Afugentando os maus pensamentos, a Dra. Sanders joga o frasco para dentro da geladeira e insere a senha no teclado embutido, trancando a caixa metálica. Com a crescente chance de um caos completo ganhar vida dentro no prédio, a jovem bióloga desce as escadas, passo a passo, com seu crachá batendo contra seu peito. Gritos agonizantes de outros cientistas e rosnados raivosos vêm da esquerda quando a Dra. Sanders chega ao primeiro andar. Juntamente com ruídos ensurdecedores e contínuos, é como se uma guerra estivesse ocorrendo dentro da sala. Ela rapidamente abre a porta para a ala de testes e, ao entrar na sala, fica sem palavras.
Cerca de uma dúzia de corpos encontram-se estirados sobre chão frio e agora vermelho, coberto por todo o sangue derramado. Nas paredes e até mesmo no teto, gotículas e trilhas vermelhas decoravam a sala e toda sua mobília. Sem poder reagir ao que ela testemunhava, a Dra. Sanders apenas congela e estremece quando a Cobaia #3 começa a caminhar lentamente em direção a ela. O labrador marrom, com o pêlo banhado em sangue humano de cor vermelho-escuro, balança a cauda da esquerda para a direita enquanto se aproxima mais e mais da cientista, deixando marcas de sangue no chão com as patas. O animal mutante, provavelmente tão perigoso quanto um canino selvagem, já não tem mais nariz nem rosto.

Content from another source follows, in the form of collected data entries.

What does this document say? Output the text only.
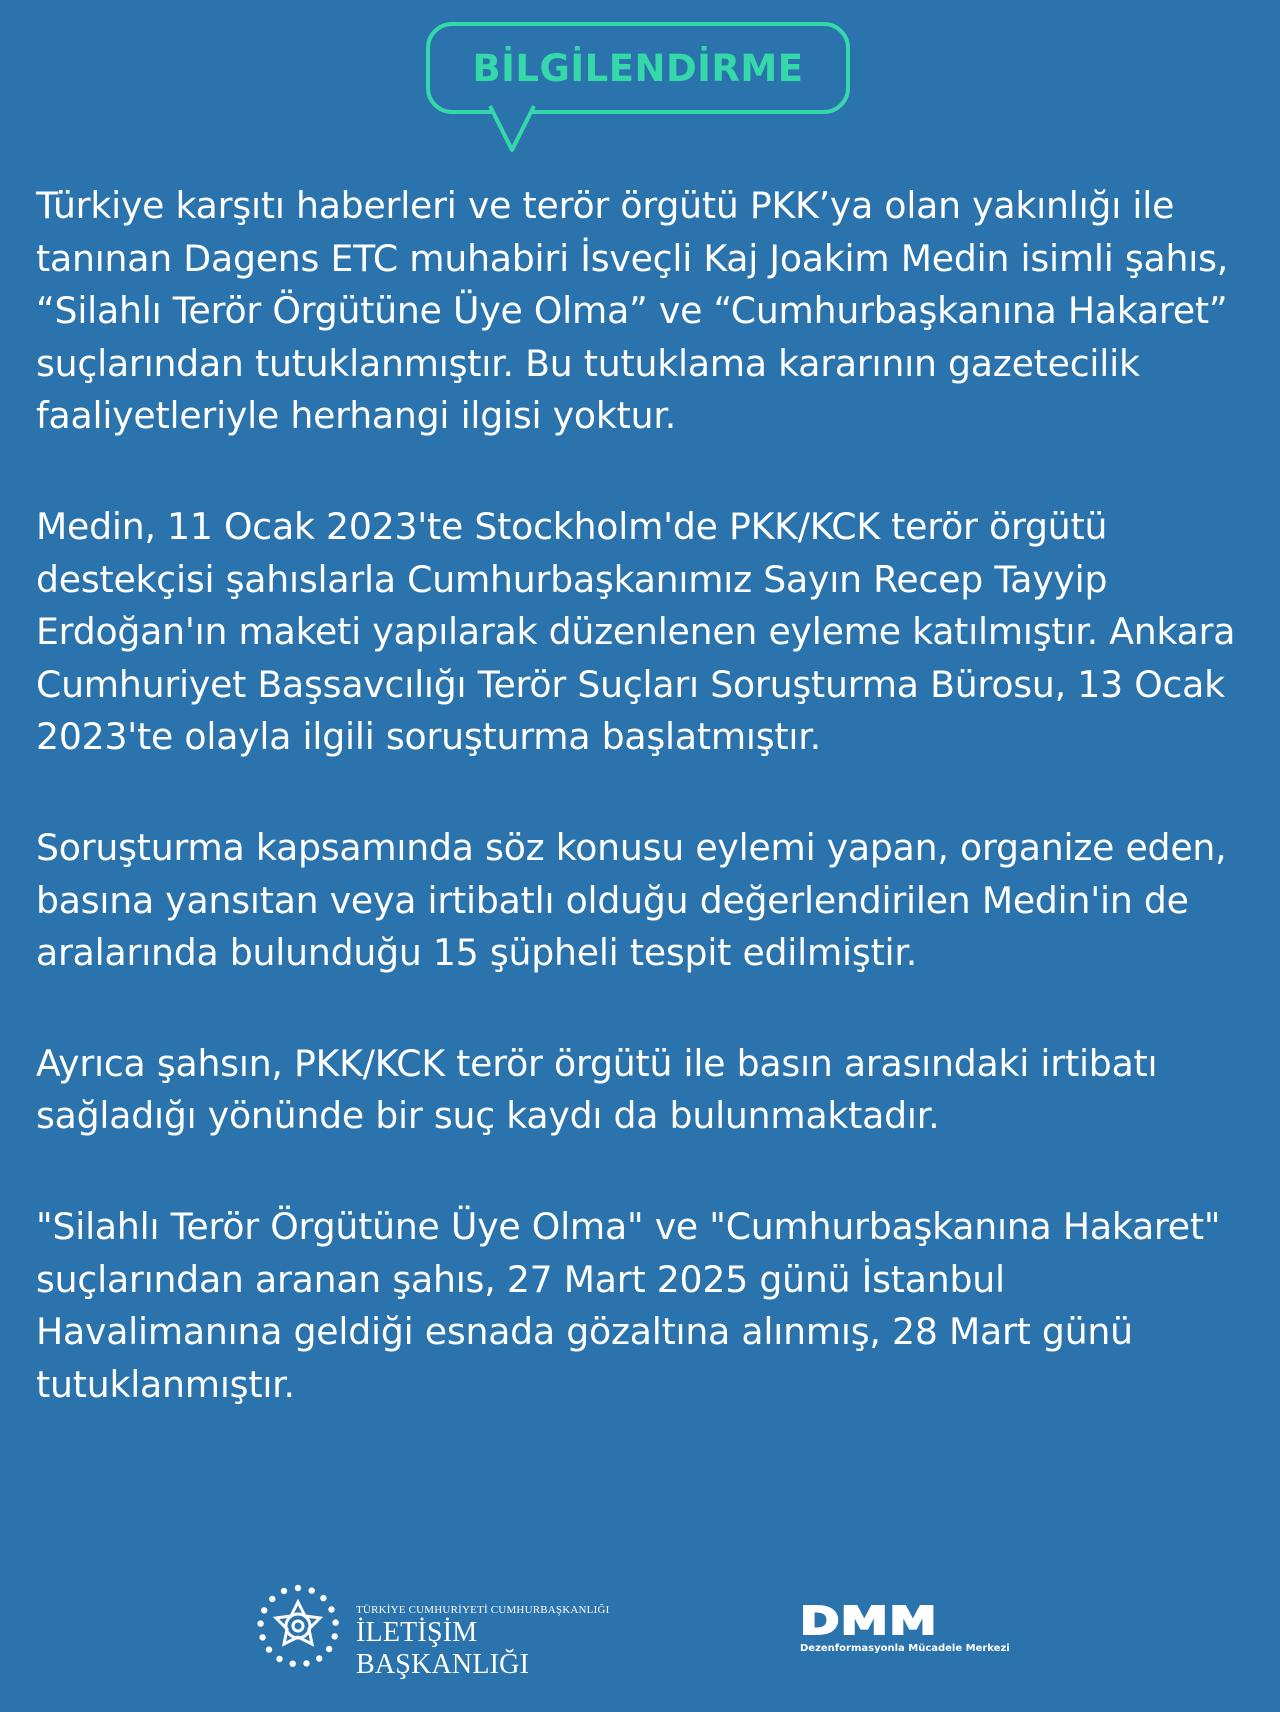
BİLGİLENDİRME

Türkiye karşıtı haberleri ve terör örgütü PKK’ya olan yakınlığı ile tanınan Dagens ETC muhabiri İsveçli Kaj Joakim Medin isimli şahıs, “Silahlı Terör Örgütüne Üye Olma” ve “Cumhurbaşkanına Hakaret” suçlarından tutuklanmıştır. Bu tutuklama kararının gazetecilik faaliyetleriyle herhangi ilgisi yoktur.

Medin, 11 Ocak 2023'te Stockholm'de PKK/KCK terör örgütü destekçisi şahıslarla Cumhurbaşkanımız Sayın Recep Tayyip Erdoğan'ın maketi yapılarak düzenlenen eyleme katılmıştır. Ankara Cumhuriyet Başsavcılığı Terör Suçları Soruşturma Bürosu, 13 Ocak 2023'te olayla ilgili soruşturma başlatmıştır.

Soruşturma kapsamında söz konusu eylemi yapan, organize eden, basına yansıtan veya irtibatlı olduğu değerlendirilen Medin'in de aralarında bulunduğu 15 şüpheli tespit edilmiştir.

Ayrıca şahsın, PKK/KCK terör örgütü ile basın arasındaki irtibatı sağladığı yönünde bir suç kaydı da bulunmaktadır.

"Silahlı Terör Örgütüne Üye Olma" ve "Cumhurbaşkanına Hakaret" suçlarından aranan şahıs, 27 Mart 2025 günü İstanbul Havalimanına geldiği esnada gözaltına alınmış, 28 Mart günü tutuklanmıştır.

TÜRKİYE CUMHURİYETİ CUMHURBAŞKANLIĞI
İLETİŞİM BAŞKANLIĞI
DMM
Dezenformasyonla Mücadele Merkezi
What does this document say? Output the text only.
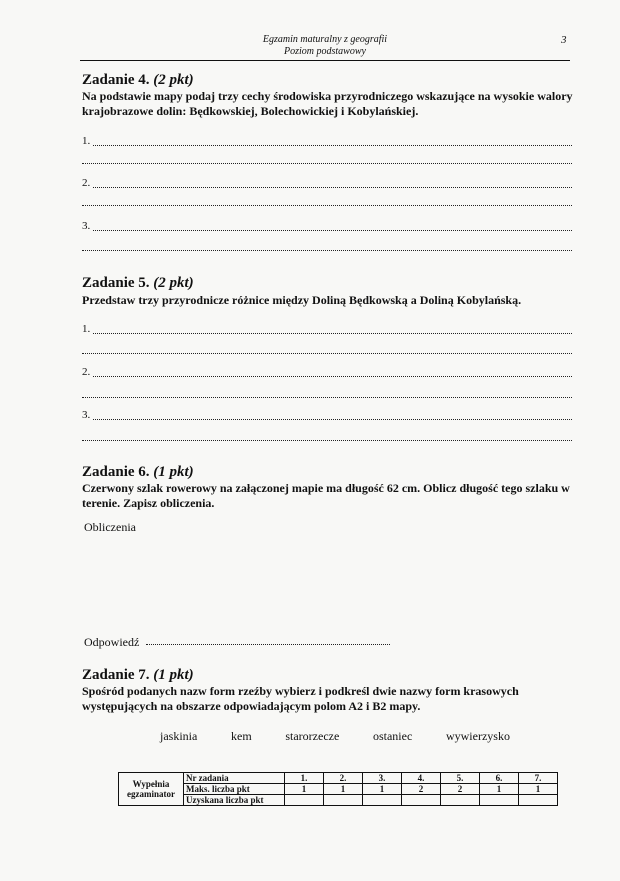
Egzamin maturalny z geografii
Poziom podstawowy
3
Zadanie 4. (2 pkt)
Na podstawie mapy podaj trzy cechy środowiska przyrodniczego wskazujące na wysokie walory krajobrazowe dolin: Będkowskiej, Bolechowickiej i Kobylańskiej.
1.
2.
3.
Zadanie 5. (2 pkt)
Przedstaw trzy przyrodnicze różnice między Doliną Będkowską a Doliną Kobylańską.
1.
2.
3.
Zadanie 6. (1 pkt)
Czerwony szlak rowerowy na załączonej mapie ma długość 62 cm. Oblicz długość tego szlaku w terenie. Zapisz obliczenia.
Obliczenia
Odpowiedź
Zadanie 7. (1 pkt)
Spośród podanych nazw form rzeźby wybierz i podkreśl dwie nazwy form krasowych występujących na obszarze odpowiadającym polom A2 i B2 mapy.
jaskinia	kem	starorzecze	ostaniec	wywierzysko
Wypełnia egzaminator	Nr zadania	1.	2.	3.	4.	5.	6.	7.
	Maks. liczba pkt	1	1	1	2	2	1	1
	Uzyskana liczba pkt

Em vez disso, sua cabeça está completamente desfigurada, engolida por uma espécie de planta que cresceu a partir da base de seu pescoço. Cercadas por longas pétalas esverdeadas, as únicas características discerníveis da cabeça de um cachorro que Sanders pode notar são dentes, espalhados por todo o núcleo da flor/cabeça de cachorro mutante; pelos de cor marrom, metade de uma orelha e um único olho - triturados como se o pobre labrador tivesse acabado de ser baleado no rosto com uma espingarda. A poucos metros da bióloga, o cão deita, olhando Sanders bem nos olhos e ofegando pesadamente, com um único fio de baba escorrendo de um buraco que provavelmente costumava ser sua boca, antes de fechar seu único olho e falecer, depois de eviscerar toda a equipe que trabalhava no complexo científico.